Practical Performance Car Magazine ("PPC") is a British car YouTube channel and former magazine that was published monthly by Blockhead Media. The channel uses the strap-lines "Performance Tuning for Grown Ups" and "Building, tuning & buying real-world performance cars".

==History==
The original magazine was launched in May 2004 by former Practical Classics magazine staff members, Will Holman and Kevin Leaper, and took an expert DIY approach to its stated interest areas (above), covering topics in three distinct sections.

The magazine's last issue was published in August 2022, after which Blockhead Media ceased trading.

After an almost two-year hiatus, Will Holman announced the magazine's comeback as a YouTube channel via a video message.

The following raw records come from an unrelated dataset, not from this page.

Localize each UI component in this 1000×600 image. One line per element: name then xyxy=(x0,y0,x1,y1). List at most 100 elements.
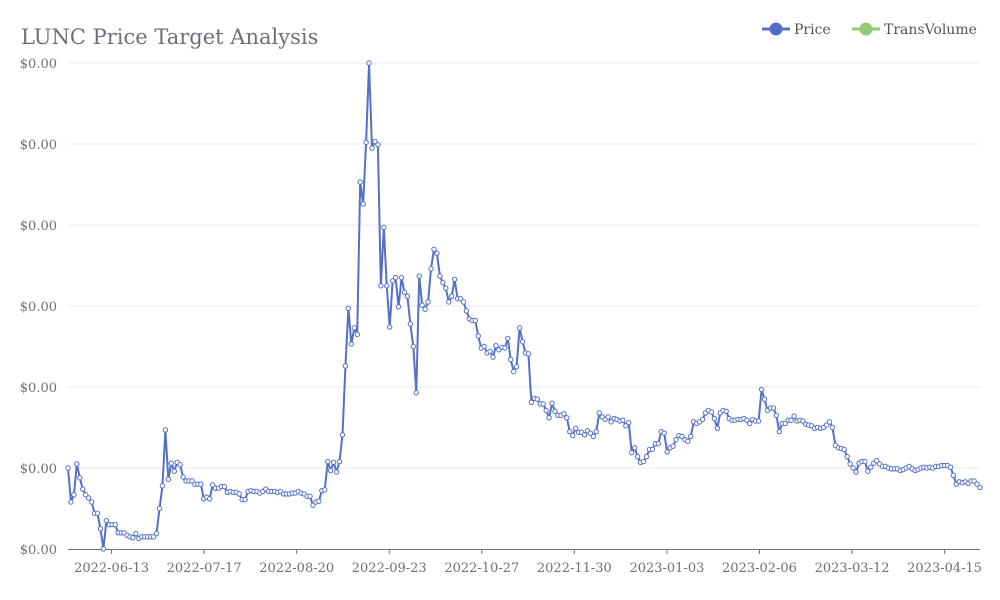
data-point[interactable] xyxy=(673,436,679,443)
data-point[interactable] xyxy=(398,274,405,281)
data-point[interactable] xyxy=(325,458,331,465)
data-point[interactable] xyxy=(590,433,597,440)
data-point[interactable] xyxy=(510,368,517,375)
data-point[interactable] xyxy=(664,449,670,455)
data-point[interactable] xyxy=(561,411,567,417)
data-point[interactable] xyxy=(947,464,954,470)
data-point[interactable] xyxy=(974,481,980,487)
data-point[interactable] xyxy=(525,351,532,357)
data-point[interactable] xyxy=(711,415,718,422)
data-point[interactable] xyxy=(100,546,107,552)
data-point[interactable] xyxy=(65,465,71,471)
data-point[interactable] xyxy=(800,418,806,424)
data-point[interactable] xyxy=(177,462,183,468)
data-point[interactable] xyxy=(209,482,216,488)
data-point[interactable] xyxy=(413,389,419,396)
data-point[interactable] xyxy=(493,342,499,349)
data-point[interactable] xyxy=(404,293,411,299)
data-point[interactable] xyxy=(853,469,859,475)
data-point[interactable] xyxy=(770,405,777,411)
data-point[interactable] xyxy=(336,458,343,465)
data-point[interactable] xyxy=(322,487,328,493)
data-point[interactable] xyxy=(699,416,706,423)
data-point[interactable] xyxy=(363,139,369,146)
data-point[interactable] xyxy=(661,430,667,436)
data-point[interactable] xyxy=(643,453,650,460)
data-point[interactable] xyxy=(950,472,957,478)
data-point[interactable] xyxy=(490,354,496,360)
data-point[interactable] xyxy=(133,530,139,537)
data-point[interactable] xyxy=(348,341,355,347)
data-point[interactable] xyxy=(519,338,526,345)
data-point[interactable] xyxy=(206,496,213,502)
data-point[interactable] xyxy=(549,400,555,406)
data-point[interactable] xyxy=(372,138,378,145)
data-point[interactable] xyxy=(587,430,594,436)
data-point[interactable] xyxy=(342,363,349,369)
data-point[interactable] xyxy=(552,408,558,414)
data-point[interactable] xyxy=(862,458,868,465)
data-point[interactable] xyxy=(68,499,74,505)
data-point[interactable] xyxy=(150,534,157,540)
data-point[interactable] xyxy=(564,415,570,421)
data-point[interactable] xyxy=(649,446,656,453)
data-point[interactable] xyxy=(581,432,588,438)
data-point[interactable] xyxy=(516,325,523,331)
data-point[interactable] xyxy=(327,467,334,474)
data-point[interactable] xyxy=(168,460,175,466)
data-point[interactable] xyxy=(97,526,104,532)
data-point[interactable] xyxy=(679,433,685,440)
data-point[interactable] xyxy=(431,246,437,253)
data-point[interactable] xyxy=(865,468,871,474)
data-point[interactable] xyxy=(416,273,422,279)
data-point[interactable] xyxy=(829,424,836,431)
data-point[interactable] xyxy=(77,475,83,481)
data-point[interactable] xyxy=(755,418,762,424)
data-point[interactable] xyxy=(540,401,546,407)
data-point[interactable] xyxy=(543,407,549,414)
data-point[interactable] xyxy=(310,502,316,508)
data-point[interactable] xyxy=(360,201,366,207)
data-point[interactable] xyxy=(655,441,661,447)
data-point[interactable] xyxy=(189,478,195,484)
data-point[interactable] xyxy=(165,476,172,483)
data-point[interactable] xyxy=(747,420,753,427)
data-point[interactable] xyxy=(369,145,375,151)
data-point[interactable] xyxy=(481,343,487,350)
data-point[interactable] xyxy=(354,331,360,338)
data-point[interactable] xyxy=(685,438,691,444)
data-point[interactable] xyxy=(446,299,452,305)
data-point[interactable] xyxy=(977,484,983,491)
data-point[interactable] xyxy=(640,458,647,465)
data-point[interactable] xyxy=(437,273,443,279)
data-point[interactable] xyxy=(451,276,458,282)
data-point[interactable] xyxy=(608,419,614,425)
data-point[interactable] xyxy=(221,483,228,490)
data-point[interactable] xyxy=(567,428,573,435)
data-point[interactable] xyxy=(88,499,95,505)
data-point[interactable] xyxy=(180,474,186,480)
data-point[interactable] xyxy=(528,399,535,406)
data-point[interactable] xyxy=(422,306,428,312)
data-point[interactable] xyxy=(428,266,434,272)
data-point[interactable] xyxy=(316,498,322,504)
legend-item-transvolume[interactable]: TransVolume xyxy=(852,22,977,38)
data-point[interactable] xyxy=(791,413,797,419)
data-point[interactable] xyxy=(626,419,632,426)
data-point[interactable] xyxy=(159,483,166,489)
data-point[interactable] xyxy=(773,412,780,419)
data-point[interactable] xyxy=(333,469,340,475)
data-point[interactable] xyxy=(868,464,874,470)
data-point[interactable] xyxy=(389,278,396,284)
data-point[interactable] xyxy=(162,427,169,433)
data-point[interactable] xyxy=(776,428,782,435)
data-point[interactable] xyxy=(448,293,455,299)
legend-item-price[interactable]: Price xyxy=(762,22,831,38)
data-point[interactable] xyxy=(330,459,337,466)
data-point[interactable] xyxy=(634,453,641,460)
data-point[interactable] xyxy=(401,289,408,295)
data-point[interactable] xyxy=(631,445,638,451)
data-point[interactable] xyxy=(395,304,402,310)
data-point[interactable] xyxy=(103,517,110,524)
data-point[interactable] xyxy=(841,446,847,453)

The new channel states that it focuses "on classic cars that enthusiasts can (and do) build on their drive/garage/shed/living room floor, PPC is hosted by magazine founder and editor, Will Holman, and long-term contributor, Ben Allen."

==Front==
This section of the magazine generally included articles of interest, feature cars, news and updates on those cars owned by the magazine's staff and its readership.

==Tech==
This section of the magazine generally included technical and expert-technical articles on a very wide range of topics such as modifications to the chassis, engine, suspension or engine management of a selected car. Articles are usually based on technical modifications that are widely applicable, or applicable to a popular model. The section also includes an opportunity for readers to submit their own technical project, which, if selected, will be featured in the magazine.

==Buyer==
This section of the magazine, as the name suggests, offered advice and tips on buying cars. Each month, the magazine will select a car to feature (for example the Lotus Carlton featured in the October 2006 edition), and provide a multi-page feature covering the car's history, known issues and attractions and advice regarding prices and maintenance.

This section also included classified adverts from both trade and private advertisers.